— Угу, — подтвердил бригадир. — Я же с ним и спорил. На ящик коньяку.
— И что, выставил он тебе коньяк? — спросил я.
— Выставил. Только не он мне, а я ему.
— Да иди ты! — не поверил я. — Это же невозможно одному 65 тонн поднять! И как он один «на дальняк» мог бегать? За шесть секунд? Тут втроём едва поспеваем…
— А он и не бегал. Он своими граблями с середины вагона мешки «на дальняк» закидывал. Сначала по два — три «этажа» складывал, потом всё выше и выше. А «серёдку» под самую крышу поднял, «этажей» 17–18… Получилась такая пирамида. Взвесили вагон — точняк 65 тонн потянуло!
— Точняк, 65. Я сам видел, бля буду! — подтвердил Каза и опять заржал, как сумасшедший — Ха — ха — ха! Бля буду! Ха — ха — ха!
Как загружали два последних вагона, я помню плохо. Всё плыло перед глазами, словно в тумане. Помню только, как всё время дико ржал Каза, тряся своим нескладным неспортивным телом и наставлял меня Сява:
— Бери мешок и бросай его, как тряпку, будто он ничего не весит!
К концу второй смены я, действительно, перестал чувствовать груз. 50–килограммовые мешки казались мне даже не тряпкой, а какими — то снежинками, которые я небрежно смахивал со своих плеч.
После работы Сява предложил «забить» еще один «косячок», но я, сославшись на неотложные дела, отказался и поспешил домой.
— Ладно, покедова, мужики!
— Мужики в поле землю пашут, — недобро отозвался Каза.
— Остынь, он же зону не нюхал, по фене не ботает, — урезонил его Сява.
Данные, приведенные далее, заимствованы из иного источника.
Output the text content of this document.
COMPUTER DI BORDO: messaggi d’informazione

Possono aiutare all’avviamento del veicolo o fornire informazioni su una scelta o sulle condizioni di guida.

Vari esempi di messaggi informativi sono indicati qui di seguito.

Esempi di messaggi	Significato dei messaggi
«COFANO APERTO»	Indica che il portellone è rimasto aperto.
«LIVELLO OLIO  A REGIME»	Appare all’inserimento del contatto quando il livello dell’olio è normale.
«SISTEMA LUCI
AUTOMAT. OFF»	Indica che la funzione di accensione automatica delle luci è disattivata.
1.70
Оглянувшись, в бледном свете синей луны я увидел, как по крыше последнего вагона передвигается какой — то темный силуэт. Я плотно зажмурил глаза, потряс головой и снова разомкнул веки — фигура исчезла, как будто в вагон провалилась!
«Надо же, уже и глюки начались», — подумал я и прибавил ходу.
На следующее утро был большой кипиш. Подходя к проходной, я увидел, что наш химкомбинат окружило оцепление солдат в красных погонах.
По территории завода тоже шарили «краснопогонники», едва сдерживая рвущихся с поводов и бешено лающих собак. Возле кабинета начальника селитрового цеха столпилась куча народу: грузчики, фасовщицы и другой технический персонал. Здесь был даже Гога — его на самом деле выпустили, Сява не соврал. Но на его бледном вытянутом лице застыло плохо скрываемое страдание. Видно, хорошо попрессовали ночью в кутузке, — менты умели бить, не оставляя следов.
Завидев меня, Гога, поздоровавшись, поблагодарил:
— Спасибо, братан. Выручил вчера.
— Свои люди — сочтемся.
— Сява деньги передал?
— Ага, не переживай.
Из кабинета вылетел перепуганный начальник цеха, когда он волновался, щеточка его коротко остриженных усов, смешно топорщилась.